California Flavored Malt Beverage Regulation
The California State Board of Equalization has adopted new regulations regarding Flavored Malt Beverages. The new CA regulations regarding “Flavored Malt Beverages” classify these beverages as distilled spirits, rather than beer, where 0.5% or more of the alcohol by volume is derived from flavors or ingredients containing alcohol obtained from distillation. Under the new regulation (Cal. Code of Reg., tit. 18 § 2559), every alcoholic beverage other than wine is presumed to be a distilled spirit unless that presumption is rebutted. If the producer/importer believes that its flavored malt beverage products are an exception to the regulation then it may rebut the presumption by filing a report under penalty of perjury stating that the beverage contains less than 0.5% alcohol by volume derived from flavors or ingredients containing alcohol obtained from distillation.
Current Case Law: Diageo Guinness USA, Inc. v. California State Board of Equalization
On July 17, 2008, plaintiff, Diageo Guinness USA, Inc. and defendant, California State Board of Equalization appeared in Sacramento Superior Court for oral argument regarding Diageo’s Motion for Preliminary Injunction. Diageo sought the injunction to prohibit implementation on October 1, 2008, of the newly-enacted tax classification of “flavored malt beverages.”
The regulations at issue will tax flavored malt beverages as distilled spirits rather than beer beginning in October 2008, which will result in a taxation increase of 1,650 percent. Diageo’s complaint, filed June 12, 2008, contends that the Board does not have the power to classify alcoholic beverages, and therefore the regulations are unconstitutional.
The court denied Diageo’s motion for injunction based on the “prepayment litigation bar” found in the California Constitution and the Alcoholic Beverage Tax Law.
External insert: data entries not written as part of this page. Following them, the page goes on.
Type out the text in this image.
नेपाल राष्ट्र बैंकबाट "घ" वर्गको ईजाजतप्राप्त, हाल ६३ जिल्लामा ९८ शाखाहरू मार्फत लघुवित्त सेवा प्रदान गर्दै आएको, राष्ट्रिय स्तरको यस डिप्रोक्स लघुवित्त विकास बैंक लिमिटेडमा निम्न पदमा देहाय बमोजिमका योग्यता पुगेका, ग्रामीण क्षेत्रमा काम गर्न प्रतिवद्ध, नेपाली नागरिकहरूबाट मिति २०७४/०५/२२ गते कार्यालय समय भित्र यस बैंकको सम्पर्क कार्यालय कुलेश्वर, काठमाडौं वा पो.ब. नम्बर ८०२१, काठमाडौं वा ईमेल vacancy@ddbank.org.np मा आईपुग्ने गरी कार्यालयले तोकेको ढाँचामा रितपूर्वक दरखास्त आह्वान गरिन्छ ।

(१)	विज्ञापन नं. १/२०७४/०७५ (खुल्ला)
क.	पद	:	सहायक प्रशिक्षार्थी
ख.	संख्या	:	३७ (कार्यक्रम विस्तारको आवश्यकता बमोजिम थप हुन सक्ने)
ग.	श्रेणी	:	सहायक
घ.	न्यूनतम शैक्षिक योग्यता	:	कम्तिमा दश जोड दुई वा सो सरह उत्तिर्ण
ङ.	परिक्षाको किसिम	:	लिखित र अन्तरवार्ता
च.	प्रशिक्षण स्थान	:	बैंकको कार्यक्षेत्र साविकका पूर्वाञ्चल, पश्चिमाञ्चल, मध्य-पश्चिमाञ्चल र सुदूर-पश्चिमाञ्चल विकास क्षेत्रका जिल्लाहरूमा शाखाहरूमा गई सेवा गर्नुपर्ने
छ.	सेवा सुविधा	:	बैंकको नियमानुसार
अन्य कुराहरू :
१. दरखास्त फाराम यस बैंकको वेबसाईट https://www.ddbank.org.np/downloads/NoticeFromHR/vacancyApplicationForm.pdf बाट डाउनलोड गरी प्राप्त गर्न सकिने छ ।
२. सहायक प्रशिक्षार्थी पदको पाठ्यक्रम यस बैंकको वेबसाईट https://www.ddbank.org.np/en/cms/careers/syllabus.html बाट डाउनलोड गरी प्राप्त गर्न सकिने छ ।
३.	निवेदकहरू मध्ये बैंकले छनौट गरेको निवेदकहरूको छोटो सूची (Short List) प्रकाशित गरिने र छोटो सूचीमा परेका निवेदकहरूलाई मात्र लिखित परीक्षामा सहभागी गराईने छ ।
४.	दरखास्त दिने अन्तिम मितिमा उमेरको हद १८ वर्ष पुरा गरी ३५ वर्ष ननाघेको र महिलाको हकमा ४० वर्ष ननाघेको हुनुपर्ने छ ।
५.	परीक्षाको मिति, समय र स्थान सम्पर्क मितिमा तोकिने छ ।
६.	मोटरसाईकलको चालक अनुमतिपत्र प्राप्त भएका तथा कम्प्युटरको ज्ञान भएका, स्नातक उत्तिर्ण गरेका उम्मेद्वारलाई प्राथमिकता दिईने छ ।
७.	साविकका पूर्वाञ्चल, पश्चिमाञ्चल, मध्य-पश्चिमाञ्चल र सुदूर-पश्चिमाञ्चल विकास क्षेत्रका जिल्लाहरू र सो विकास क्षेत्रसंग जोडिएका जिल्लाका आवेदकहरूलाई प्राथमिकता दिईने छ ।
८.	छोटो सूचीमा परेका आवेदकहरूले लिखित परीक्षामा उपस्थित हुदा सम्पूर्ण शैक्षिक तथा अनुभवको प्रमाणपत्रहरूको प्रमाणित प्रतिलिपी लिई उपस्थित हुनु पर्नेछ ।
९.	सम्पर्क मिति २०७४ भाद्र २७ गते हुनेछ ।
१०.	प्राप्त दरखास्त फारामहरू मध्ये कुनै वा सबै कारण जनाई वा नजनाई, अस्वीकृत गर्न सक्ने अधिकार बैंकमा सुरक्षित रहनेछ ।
The prepayment litigation bar prohibits any injunction that prevents the collection of any tax upon which essential public services depend so that the funds are not interrupted. An exception to the prepayment litigation bar exists when an injunction is necessary to prevent irreparable injury from an unconstitutional tax. The court rejected Diageo’s argument that the exception applies in this case.
Diageo Guinness USA, Inc. has 60 days to appeal the court's order.
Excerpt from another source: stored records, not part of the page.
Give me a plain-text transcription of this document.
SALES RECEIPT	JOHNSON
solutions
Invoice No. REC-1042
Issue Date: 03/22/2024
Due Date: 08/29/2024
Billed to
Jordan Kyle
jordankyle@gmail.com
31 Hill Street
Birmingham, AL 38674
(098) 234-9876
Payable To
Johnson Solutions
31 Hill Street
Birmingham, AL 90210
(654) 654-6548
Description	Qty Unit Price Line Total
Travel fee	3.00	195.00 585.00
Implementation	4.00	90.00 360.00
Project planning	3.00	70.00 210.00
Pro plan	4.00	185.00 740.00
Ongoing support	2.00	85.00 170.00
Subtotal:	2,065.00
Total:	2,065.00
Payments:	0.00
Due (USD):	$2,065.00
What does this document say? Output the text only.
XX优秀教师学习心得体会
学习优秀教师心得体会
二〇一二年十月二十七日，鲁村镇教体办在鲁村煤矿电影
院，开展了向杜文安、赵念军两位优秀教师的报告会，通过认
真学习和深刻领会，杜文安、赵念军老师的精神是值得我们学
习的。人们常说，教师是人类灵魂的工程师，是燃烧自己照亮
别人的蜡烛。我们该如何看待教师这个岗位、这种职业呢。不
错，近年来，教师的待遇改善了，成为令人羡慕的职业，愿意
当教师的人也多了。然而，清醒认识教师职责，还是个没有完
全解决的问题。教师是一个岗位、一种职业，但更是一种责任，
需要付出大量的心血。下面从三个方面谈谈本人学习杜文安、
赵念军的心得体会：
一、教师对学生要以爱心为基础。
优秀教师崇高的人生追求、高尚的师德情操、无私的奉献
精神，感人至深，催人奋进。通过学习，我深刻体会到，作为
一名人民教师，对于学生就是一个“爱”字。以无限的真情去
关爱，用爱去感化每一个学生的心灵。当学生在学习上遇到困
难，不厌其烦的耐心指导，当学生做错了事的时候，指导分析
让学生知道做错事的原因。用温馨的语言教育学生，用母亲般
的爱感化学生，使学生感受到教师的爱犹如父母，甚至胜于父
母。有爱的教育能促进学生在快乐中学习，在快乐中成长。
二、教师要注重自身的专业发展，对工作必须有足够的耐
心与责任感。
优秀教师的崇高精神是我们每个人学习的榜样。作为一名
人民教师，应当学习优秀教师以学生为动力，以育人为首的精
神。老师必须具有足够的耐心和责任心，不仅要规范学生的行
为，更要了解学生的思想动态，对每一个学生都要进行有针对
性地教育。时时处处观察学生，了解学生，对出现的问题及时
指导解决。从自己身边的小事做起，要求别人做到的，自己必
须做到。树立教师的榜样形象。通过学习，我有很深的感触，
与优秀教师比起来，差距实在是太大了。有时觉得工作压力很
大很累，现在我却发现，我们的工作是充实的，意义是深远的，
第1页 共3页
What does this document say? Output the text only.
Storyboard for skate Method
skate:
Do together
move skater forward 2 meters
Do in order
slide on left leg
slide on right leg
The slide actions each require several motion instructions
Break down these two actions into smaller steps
The court's order is not a final disposition of the case. In the ordinary course of time, the matter will be heard as a motion for a permanent injunction.
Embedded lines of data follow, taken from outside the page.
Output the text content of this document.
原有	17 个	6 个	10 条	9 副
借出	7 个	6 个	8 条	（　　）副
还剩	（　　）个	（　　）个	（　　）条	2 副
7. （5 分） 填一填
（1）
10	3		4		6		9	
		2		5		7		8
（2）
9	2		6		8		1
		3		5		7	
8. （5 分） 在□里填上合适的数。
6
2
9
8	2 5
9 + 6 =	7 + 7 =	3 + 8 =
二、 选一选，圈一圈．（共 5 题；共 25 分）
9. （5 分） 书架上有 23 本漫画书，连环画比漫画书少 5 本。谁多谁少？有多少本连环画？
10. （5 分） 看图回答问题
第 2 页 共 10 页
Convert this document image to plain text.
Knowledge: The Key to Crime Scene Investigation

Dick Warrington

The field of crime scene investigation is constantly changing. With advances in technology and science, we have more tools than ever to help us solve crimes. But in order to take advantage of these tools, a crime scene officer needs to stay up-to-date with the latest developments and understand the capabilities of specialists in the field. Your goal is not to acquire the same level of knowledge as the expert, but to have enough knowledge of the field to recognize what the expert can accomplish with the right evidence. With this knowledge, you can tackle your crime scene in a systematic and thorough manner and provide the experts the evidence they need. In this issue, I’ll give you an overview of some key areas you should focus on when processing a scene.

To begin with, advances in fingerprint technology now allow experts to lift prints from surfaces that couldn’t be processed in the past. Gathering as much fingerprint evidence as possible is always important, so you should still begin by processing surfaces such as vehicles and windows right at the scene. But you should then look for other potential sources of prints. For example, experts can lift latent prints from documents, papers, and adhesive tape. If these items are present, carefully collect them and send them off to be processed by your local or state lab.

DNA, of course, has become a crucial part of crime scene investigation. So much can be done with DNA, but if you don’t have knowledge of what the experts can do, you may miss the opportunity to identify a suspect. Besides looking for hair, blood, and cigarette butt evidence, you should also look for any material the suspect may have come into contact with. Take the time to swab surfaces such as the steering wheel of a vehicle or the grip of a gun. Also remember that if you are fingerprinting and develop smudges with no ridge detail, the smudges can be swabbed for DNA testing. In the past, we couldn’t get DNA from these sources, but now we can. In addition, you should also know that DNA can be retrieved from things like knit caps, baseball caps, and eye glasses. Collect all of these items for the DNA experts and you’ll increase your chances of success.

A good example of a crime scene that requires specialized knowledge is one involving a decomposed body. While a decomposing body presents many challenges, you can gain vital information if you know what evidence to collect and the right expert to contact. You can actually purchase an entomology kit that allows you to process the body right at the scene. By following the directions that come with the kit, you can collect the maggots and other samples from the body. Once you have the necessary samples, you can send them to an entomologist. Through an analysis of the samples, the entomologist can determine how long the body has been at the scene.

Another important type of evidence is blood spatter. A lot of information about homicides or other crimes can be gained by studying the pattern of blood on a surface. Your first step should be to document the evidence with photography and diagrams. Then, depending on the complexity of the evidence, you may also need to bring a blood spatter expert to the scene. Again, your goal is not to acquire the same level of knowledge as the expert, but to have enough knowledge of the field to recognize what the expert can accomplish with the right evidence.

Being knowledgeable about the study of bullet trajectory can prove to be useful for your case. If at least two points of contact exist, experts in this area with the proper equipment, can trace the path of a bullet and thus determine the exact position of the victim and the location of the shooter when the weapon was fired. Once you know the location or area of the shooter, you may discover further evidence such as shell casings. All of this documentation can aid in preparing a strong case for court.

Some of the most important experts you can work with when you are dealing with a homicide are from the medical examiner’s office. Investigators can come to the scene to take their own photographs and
Other states have addressed the issue of classification and taxation of flavored malt beverages. The Maryland Attorney General recently ruled that flavored malt beverages fall within the category of distilled spirits in the state laws governing taxation and licensing of alcoholic beverages. Additionally, Utah recently enacted the “Malt Beverage Act” that classifies flavored malt beverages as distilled spirits.